Subliminal messages can arguably relate to certain groups’ use of a frontwoman, certain groups using their frontwoman’s image to garner sales and attention. “That’s just kind of it,” the wordsmith begins. “That’s one of the main things that we’ve changed on this album. We’re trying to show that The Agonist is a band – a group of people – and that we have a female singer. It’s not a female singer that has a band. It’s much more representative of our group to say that we’re a band because as I said, the band writes the music together and we function together. We have a fantastic singer, just like other bands have a fantastic singer.
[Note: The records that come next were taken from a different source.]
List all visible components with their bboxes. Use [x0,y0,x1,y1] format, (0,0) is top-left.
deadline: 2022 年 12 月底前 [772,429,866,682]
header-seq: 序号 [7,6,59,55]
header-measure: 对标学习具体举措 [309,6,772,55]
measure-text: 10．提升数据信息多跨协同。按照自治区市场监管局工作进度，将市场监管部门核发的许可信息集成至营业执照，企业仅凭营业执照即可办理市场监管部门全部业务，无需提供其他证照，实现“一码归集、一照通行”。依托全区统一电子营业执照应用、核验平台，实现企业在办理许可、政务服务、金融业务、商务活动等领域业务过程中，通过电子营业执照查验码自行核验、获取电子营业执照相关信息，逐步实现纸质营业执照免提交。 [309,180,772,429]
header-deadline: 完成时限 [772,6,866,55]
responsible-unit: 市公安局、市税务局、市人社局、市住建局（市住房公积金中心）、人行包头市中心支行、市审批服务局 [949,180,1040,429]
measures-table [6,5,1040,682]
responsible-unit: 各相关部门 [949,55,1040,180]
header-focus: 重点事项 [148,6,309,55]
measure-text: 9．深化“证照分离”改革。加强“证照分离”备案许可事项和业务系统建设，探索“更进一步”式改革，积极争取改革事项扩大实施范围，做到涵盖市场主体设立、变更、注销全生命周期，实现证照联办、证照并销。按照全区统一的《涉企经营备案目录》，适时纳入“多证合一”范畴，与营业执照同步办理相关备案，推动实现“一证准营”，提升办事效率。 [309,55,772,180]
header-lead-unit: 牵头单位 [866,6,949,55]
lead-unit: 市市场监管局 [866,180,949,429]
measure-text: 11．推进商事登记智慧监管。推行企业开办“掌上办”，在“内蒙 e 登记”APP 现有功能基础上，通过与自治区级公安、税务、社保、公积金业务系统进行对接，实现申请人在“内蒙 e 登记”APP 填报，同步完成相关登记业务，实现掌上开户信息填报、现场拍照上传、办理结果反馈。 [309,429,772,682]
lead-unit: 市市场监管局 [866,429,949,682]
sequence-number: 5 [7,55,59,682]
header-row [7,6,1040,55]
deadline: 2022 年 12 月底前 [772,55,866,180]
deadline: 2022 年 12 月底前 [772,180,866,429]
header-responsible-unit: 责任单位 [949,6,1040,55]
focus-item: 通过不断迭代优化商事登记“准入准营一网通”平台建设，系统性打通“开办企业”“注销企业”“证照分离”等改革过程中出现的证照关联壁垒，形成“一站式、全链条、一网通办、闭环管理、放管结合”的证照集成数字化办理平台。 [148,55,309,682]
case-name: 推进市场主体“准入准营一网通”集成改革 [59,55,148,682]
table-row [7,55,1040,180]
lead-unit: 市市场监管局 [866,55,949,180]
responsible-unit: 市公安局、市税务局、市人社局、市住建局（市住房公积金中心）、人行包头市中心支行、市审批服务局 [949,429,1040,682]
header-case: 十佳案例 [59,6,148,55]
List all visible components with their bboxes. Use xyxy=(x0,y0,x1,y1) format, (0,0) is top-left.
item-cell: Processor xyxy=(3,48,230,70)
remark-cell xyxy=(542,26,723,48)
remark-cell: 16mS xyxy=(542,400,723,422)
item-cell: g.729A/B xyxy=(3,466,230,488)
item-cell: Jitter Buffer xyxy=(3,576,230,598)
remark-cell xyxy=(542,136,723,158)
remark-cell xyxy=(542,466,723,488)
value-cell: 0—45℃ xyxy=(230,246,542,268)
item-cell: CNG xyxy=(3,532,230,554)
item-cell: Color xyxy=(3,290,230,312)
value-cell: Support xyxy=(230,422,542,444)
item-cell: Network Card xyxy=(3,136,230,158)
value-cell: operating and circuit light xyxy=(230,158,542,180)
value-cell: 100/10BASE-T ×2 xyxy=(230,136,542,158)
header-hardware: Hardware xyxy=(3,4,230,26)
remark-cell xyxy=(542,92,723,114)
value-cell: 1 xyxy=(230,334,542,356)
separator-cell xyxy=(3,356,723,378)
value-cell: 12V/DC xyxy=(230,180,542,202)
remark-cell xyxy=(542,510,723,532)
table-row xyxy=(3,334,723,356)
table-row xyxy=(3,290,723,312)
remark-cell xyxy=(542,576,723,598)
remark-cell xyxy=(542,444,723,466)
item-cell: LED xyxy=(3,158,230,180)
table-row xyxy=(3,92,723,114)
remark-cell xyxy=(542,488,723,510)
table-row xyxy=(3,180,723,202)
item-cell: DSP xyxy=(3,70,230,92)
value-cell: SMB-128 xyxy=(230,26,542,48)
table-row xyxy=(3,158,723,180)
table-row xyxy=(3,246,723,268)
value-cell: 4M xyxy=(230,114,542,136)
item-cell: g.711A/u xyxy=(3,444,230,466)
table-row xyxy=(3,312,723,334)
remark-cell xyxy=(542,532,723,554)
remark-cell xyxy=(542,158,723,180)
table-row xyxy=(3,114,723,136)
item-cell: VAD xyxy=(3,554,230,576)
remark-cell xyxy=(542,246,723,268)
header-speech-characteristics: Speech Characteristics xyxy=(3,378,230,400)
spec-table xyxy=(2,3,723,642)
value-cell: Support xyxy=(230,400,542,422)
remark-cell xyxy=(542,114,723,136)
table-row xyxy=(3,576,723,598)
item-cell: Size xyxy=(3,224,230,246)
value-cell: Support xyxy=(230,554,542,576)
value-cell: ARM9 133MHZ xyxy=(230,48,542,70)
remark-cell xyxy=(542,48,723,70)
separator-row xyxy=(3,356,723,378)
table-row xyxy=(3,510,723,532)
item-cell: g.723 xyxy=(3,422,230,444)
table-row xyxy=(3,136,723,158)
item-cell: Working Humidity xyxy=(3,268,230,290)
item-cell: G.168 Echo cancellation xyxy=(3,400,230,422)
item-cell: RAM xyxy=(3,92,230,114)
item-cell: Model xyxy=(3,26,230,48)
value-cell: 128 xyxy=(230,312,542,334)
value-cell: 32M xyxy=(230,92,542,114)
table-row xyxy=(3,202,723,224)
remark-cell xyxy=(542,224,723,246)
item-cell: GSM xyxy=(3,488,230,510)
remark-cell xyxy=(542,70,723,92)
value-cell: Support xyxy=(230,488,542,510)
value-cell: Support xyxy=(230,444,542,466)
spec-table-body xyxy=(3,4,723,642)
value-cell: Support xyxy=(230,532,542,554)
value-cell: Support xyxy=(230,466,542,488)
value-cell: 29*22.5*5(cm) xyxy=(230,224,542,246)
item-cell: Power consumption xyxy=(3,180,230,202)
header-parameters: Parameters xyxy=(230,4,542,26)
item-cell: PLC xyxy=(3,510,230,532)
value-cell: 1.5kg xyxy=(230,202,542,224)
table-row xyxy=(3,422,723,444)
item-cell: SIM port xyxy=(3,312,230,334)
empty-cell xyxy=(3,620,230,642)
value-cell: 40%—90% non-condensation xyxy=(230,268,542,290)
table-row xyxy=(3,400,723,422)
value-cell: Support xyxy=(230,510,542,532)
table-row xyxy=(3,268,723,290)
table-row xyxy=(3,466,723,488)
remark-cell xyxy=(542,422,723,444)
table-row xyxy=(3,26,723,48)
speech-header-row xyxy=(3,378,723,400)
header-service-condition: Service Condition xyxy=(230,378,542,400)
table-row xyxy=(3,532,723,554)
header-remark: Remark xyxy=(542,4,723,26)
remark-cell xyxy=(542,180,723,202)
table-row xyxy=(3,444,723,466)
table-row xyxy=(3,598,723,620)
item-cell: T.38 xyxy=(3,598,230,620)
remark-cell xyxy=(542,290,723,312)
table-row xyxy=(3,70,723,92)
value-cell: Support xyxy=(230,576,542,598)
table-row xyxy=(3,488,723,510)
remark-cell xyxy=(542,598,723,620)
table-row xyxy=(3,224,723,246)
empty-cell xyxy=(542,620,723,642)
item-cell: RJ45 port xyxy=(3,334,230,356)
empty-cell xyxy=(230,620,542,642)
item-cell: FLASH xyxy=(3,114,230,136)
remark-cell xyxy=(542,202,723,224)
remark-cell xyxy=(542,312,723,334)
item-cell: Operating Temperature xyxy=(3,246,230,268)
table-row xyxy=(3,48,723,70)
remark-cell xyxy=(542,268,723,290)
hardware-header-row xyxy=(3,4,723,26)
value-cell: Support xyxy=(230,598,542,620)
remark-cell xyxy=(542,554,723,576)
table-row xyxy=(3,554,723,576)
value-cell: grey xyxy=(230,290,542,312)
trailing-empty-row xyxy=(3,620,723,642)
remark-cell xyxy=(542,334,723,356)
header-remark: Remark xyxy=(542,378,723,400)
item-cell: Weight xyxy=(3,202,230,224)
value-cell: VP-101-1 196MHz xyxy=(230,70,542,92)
There’s a huge stigma with female-fronted groups – I actually don’t even like that term. When a band has a female singer though, they automatically get lumped into this group.

“I know there are bands out there that really do that a 100%; that’s all they are, and that’s all they rely on. They just sell the sexiness of the singer only, and the music is very mundane. There’s not much to it, and maybe that singer’s not even a good singer. I know that that exists, but there’s also a whole bunch of other bands that have amazing female singers, and are good bands. They get lumped in by people thinking that they’re just one of those bands who uses the hot girl, though. That’s blatant prejudice. I don’t think The Agonist is that band at all, and I think that there are a lot of other bands out there that get that sexism sort of put on them. It’s really just pure prejudice, and I hope it ends eventually. It’s been over 20 years that females have been singing in metal bands; I think it’s probably time for people to get over that.”

The blame for using sex appeal to further sales can be placed on several different quarters. “It’s the media that choose to push it that way, and then it’s also the fans of those that go along with it and buy into it, and then further that stereotype,” Danny reckons. “It’s a blend. It feeds itself. The media knows how to make the people do the work for them, and that’s really what they wanna do. They wanna get everyone else talking, so that everyone else promotes their thing that they want for them. It’s much better that way, because it’s way better when your friend tells you ‘Hey, check this out’ than when some commercial tells you that.”

Eye Of Providence was released on February 23rd, 2015 in Europe and subsequently on the 24th in North America, all via Century Media Records.

Interview published in February 2015.